Table 3: Comparison of Intel MKL and Intel IPP DFT Features
Feature | Intel MKL | Intel IPP |
API | DFT | FFT |
Interfaces | C LP64 (64-bit long and pointer) | C |
Dimensions | 1-D up to 7-D | 1-D (Signal Processing) |
Transform Sizes | 32-bit platforms - maximum size is 2^31-1 | FFT - Powers of 2 only DFT -232 maximum size (*) |
Mixed Radix Support | 2,3,5,7 kernels ( **) | DFT - 2,3,5,7 kernels (**) |
Data Types (See Table 3 for detail) | Real & Complex | Real & Complex |
Scaling | Transforms can be scaled by an arbitrary floating point number (with precision the same as input data) | Integer ("fixed") scaling
|
Threading | Platform dependent
Can use as many threads as needed on MP systems. | 1D and 2D
|
Accuracy |
| High Accurate |
Data Types and Formats
The Intel MKL and Intel IPP Fourier transform functions support a variety of data types and formats for storing signal values. Mixed types interfaces are also supported. Please see the product documentation for details.
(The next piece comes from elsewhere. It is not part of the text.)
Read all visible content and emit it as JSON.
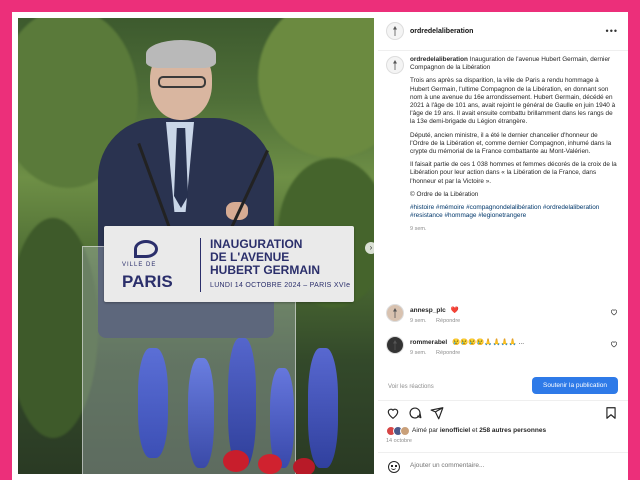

Table 4: Comparison of Intel MKL and Intel IPP Data Types and Formats
Feature | Intel MKL | Intel IPP |
Real FFTs | ||
Precision | Single, Double | Single, Double |
1D Data Types | Real for all dimensions | Signed short, signed int, float, double |
2D Data Types | Real for all dimensions | Unsigned char, signed int, float |
1D Packed Formats | CCS, Pack, Perm, CCE | CCS, Pack, Perm |
2D Packed Formats | CCS, Pack, Perm, CCE | RCPack2D |
3D Packed Formats | CCE | N/A |
Format Conversion Functions |
|
|
Complex FFTs | ||
Precision | Single, Double | Single, Double |
1D Data Types | Complex for all dimensions | Signed short, complex short, signed int, complex integer, complex float, complex double |
2D Data Types | Complex for all dimensions | Complex float |
Formats Legend
CCE - stores the values of the first half of the output complex conjugate-even signal
CCS - same format as CCE format for 1D, is slightly different for multi-dimensional real transforms
For 2D transforms. CCS, Pack, Perm are not supported for 3D and higher rank
Pack - compact representation of a complex conjugate-symmetric sequence
Perm - same as Pack format for odd lengths, arbitrary permutation of the Pack format for even lengths
RCPack2D - exploits the complex conjugate symmetry of the transformed data to store only half of the resulting Fourier coefficients
Performance
The Intel MKL and Intel IPP are optimized for current and future Intel® processors, and they are specifically tuned for two different usage areas:
- Intel MKL is suitable for large problem sizes
- Intel IPP is specifically designed for smaller problem sizes including those used in multimedia, data processing, communications, and embedded C/C++ applications.
Choosing the Best FFT for Your Application
Before making a decision, developers must understand the specific requirements and constraints of the application. Developers should consider these questions:
- What are the performance requirements for the application? How is performance measured, and what is the measurement criteria? Is a specific benchmark being used? What are the known performance bottlenecks?
- What type of application is being developed? What are the main operations being performed and on what kind of data?
- What API is currently being used in the application for transforms? What programming language(s) is the application code written in?
- Does the FFT output data need to be scaled (normalized)? What type of scaling is required?
- What kind of input and output data does the transform process? What are the valid and invalid values? What type of precision is required?